Kudoti, South African recycling company, was announced in the top five winners of Nestlé 2021 Creating Shared Value (CSV) Prize, for their innovative recycling impact through technology.

The CSV Prize has been running for over 10 years and has identified multiple initiatives for some of today’s most critical environmental and social issues around the world. This year’s competition, conducted in partnership with the non-profit organization, Ashoka, was entitled ‘How do we create a waste-free future?’,  It aimed to identify and award innovative solutions with a system-change approach and a strong growth potential, or a replicable model for other social, cultural or geographical settings.

Kudoti (meaning trash in Zulu) is changing business perspectives of waste into recovered materials through supply chain solutions.  The company’s digital approach helps track recyclable waste in real-time and matching it to demand. The use of technology improves market conditions for waste materials, which drives up recycling behaviour.

Matthieu de Gaudemar, one of the founders of Johannesburg-based Kudoti, expressed gratitude to Nestlé and Ashoka for this CSV initiative. “Businesses and individuals have a concept of waste as waste, when we should have a concept of waste as a resource.  With new business models, we can change the way that waste is viewed.”

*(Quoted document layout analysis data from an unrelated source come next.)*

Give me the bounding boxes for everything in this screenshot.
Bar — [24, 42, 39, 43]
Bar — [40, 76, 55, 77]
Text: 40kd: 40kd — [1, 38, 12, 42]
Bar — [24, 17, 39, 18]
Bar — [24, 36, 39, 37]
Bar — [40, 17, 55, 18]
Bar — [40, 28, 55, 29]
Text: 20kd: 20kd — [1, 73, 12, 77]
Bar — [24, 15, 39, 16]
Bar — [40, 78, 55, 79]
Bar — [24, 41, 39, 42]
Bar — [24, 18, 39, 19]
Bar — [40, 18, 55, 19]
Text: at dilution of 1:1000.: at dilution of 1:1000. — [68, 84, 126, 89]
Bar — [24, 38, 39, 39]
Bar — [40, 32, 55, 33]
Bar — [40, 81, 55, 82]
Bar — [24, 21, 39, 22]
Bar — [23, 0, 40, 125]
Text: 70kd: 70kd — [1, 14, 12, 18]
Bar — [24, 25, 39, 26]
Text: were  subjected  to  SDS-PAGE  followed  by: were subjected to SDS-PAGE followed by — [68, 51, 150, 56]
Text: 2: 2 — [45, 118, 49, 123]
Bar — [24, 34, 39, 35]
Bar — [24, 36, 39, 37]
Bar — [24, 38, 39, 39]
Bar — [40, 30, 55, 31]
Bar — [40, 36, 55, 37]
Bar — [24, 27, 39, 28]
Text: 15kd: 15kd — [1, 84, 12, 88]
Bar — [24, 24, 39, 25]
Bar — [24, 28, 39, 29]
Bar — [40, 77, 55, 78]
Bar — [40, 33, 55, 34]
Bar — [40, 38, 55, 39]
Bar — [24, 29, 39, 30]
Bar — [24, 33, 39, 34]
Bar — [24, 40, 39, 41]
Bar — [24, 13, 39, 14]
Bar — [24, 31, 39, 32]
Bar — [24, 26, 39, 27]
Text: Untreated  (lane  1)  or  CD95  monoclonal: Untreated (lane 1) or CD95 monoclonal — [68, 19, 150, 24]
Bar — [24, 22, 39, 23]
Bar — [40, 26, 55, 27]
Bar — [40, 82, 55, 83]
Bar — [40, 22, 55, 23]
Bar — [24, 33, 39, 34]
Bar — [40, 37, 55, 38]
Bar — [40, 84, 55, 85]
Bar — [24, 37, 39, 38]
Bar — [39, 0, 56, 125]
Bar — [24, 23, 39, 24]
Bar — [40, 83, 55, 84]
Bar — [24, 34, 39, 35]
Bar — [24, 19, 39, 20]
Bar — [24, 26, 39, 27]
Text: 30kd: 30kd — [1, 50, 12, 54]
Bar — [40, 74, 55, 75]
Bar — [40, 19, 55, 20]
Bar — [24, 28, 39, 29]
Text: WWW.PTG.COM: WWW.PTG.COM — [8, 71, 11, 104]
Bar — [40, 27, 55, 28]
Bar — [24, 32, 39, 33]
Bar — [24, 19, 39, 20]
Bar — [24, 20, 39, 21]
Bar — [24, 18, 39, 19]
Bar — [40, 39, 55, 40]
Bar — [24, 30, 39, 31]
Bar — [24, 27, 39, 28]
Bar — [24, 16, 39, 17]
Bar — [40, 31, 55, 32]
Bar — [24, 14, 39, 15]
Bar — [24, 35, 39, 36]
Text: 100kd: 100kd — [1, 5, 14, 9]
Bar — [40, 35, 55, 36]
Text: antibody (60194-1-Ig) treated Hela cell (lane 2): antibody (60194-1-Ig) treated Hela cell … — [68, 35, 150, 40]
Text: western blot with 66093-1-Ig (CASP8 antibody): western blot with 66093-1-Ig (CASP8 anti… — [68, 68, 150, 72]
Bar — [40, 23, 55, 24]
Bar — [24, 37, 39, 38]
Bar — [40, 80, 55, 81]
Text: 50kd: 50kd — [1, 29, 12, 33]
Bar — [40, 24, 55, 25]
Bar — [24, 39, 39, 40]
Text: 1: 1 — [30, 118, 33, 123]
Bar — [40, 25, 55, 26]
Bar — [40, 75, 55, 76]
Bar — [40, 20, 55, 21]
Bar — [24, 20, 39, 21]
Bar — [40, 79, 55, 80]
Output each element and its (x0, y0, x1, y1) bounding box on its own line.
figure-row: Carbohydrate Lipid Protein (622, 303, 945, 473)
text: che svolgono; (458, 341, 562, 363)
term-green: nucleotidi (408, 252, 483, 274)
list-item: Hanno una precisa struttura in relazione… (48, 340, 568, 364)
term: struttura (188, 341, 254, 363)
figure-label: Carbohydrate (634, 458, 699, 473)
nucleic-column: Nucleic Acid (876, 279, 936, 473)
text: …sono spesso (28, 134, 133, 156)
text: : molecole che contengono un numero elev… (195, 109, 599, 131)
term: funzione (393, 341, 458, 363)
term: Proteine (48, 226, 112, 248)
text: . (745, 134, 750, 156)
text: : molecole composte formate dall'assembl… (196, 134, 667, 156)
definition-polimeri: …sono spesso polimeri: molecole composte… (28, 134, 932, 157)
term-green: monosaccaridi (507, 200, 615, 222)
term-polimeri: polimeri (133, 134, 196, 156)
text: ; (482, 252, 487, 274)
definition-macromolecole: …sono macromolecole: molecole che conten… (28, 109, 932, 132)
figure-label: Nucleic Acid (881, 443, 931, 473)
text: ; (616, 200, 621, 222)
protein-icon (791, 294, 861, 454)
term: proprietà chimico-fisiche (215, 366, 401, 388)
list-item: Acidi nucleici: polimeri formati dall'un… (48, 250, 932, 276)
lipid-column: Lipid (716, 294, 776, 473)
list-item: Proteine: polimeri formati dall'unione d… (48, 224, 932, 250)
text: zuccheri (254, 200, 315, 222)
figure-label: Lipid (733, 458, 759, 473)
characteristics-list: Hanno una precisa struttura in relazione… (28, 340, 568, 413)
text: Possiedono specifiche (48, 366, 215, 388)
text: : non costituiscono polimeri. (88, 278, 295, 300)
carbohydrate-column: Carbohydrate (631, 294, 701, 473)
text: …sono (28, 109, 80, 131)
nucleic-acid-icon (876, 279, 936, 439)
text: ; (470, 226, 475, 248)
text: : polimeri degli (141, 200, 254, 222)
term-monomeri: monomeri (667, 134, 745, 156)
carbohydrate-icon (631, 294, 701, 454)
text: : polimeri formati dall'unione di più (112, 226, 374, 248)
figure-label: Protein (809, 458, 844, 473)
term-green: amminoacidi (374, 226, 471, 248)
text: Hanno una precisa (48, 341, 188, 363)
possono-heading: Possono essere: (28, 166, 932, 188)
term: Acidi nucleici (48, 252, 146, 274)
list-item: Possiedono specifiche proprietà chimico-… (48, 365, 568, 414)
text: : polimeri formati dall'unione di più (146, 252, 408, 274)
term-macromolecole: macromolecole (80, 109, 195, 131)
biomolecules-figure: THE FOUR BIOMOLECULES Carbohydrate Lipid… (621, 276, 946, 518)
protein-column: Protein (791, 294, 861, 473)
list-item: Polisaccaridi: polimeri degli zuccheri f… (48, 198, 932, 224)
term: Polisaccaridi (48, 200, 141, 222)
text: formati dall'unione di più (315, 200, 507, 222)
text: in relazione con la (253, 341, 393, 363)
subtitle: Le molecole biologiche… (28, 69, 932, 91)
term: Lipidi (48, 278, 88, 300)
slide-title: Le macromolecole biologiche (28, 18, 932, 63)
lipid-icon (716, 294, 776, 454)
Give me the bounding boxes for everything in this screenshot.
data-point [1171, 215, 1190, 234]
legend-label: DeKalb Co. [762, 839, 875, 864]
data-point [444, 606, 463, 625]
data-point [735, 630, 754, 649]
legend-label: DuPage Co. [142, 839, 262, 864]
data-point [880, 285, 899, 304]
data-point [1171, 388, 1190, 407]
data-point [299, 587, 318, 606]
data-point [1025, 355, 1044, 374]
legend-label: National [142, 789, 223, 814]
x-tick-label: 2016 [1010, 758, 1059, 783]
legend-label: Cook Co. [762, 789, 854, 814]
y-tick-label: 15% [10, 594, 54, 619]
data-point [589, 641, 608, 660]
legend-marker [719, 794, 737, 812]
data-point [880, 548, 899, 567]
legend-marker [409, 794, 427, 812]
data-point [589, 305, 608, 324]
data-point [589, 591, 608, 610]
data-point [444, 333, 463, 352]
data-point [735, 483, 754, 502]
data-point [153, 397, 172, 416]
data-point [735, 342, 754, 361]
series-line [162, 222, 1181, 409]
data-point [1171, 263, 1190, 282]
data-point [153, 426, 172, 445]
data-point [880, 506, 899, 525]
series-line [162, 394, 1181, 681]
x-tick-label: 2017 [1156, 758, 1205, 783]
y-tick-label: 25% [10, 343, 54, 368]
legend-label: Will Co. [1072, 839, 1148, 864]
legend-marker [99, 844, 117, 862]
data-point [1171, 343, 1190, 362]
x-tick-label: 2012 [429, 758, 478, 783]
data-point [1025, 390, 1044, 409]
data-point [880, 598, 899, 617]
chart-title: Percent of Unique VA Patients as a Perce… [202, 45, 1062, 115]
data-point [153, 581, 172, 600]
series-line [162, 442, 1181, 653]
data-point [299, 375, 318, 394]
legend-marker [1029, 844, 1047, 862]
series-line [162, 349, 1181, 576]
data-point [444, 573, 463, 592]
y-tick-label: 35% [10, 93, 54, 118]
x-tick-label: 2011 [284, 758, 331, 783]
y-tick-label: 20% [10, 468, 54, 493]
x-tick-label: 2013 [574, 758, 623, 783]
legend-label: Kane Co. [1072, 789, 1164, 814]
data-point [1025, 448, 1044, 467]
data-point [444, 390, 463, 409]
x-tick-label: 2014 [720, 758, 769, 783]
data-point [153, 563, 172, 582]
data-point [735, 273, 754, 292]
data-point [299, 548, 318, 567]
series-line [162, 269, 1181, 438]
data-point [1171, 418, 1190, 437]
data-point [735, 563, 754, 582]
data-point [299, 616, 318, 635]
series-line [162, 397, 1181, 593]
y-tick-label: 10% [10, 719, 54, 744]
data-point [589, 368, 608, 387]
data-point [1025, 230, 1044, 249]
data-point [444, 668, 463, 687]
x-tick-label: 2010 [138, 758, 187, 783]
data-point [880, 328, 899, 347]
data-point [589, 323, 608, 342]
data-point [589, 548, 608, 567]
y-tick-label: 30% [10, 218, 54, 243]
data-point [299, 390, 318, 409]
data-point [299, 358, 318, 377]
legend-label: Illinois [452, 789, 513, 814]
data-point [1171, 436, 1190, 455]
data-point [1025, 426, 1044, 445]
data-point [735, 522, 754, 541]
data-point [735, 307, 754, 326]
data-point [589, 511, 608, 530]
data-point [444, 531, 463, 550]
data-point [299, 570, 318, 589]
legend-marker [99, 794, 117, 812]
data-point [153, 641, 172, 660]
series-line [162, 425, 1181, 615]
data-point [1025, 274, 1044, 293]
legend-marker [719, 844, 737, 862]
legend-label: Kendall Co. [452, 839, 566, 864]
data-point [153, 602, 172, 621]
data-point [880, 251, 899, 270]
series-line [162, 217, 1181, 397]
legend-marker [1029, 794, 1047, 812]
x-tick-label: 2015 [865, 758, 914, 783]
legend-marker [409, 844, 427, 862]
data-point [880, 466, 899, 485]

De Gaudemar adds that their platform’s success was collective team effort. “It truly takes everyone to address systemic environmental issues. Through this financial investment and technical resources, we will amplify our impact by scaling up our solution in South Africa.”

“When people speak of the future, a world of hover crafts or holograSaint-Francis Tohlangms may come to mind. But at Nestlé, we are seeking a more environmentally futuristic landscape. Through these  Awards, we are on a mission to identify and empower market disruptors in the hope of accelerating a waste-free future”, says Saint-Francis Tohlang, Corporate Communications and Public Affairs Director at Nestlé East and Southern Africa Region (ESAR).

As one of the winners, Kudoti will receive a cash prize of $40 000 and will benefit from Ashoka’s online resources and workshops to explore potential collaboration with Nestlé and a mentoring programme.

“Innovations such as Kudoti not only help reduce waste but also drive consumer behaviour change which is key to achieving a waste free future and takes us closer to a circular economy”, concluded Tohlang.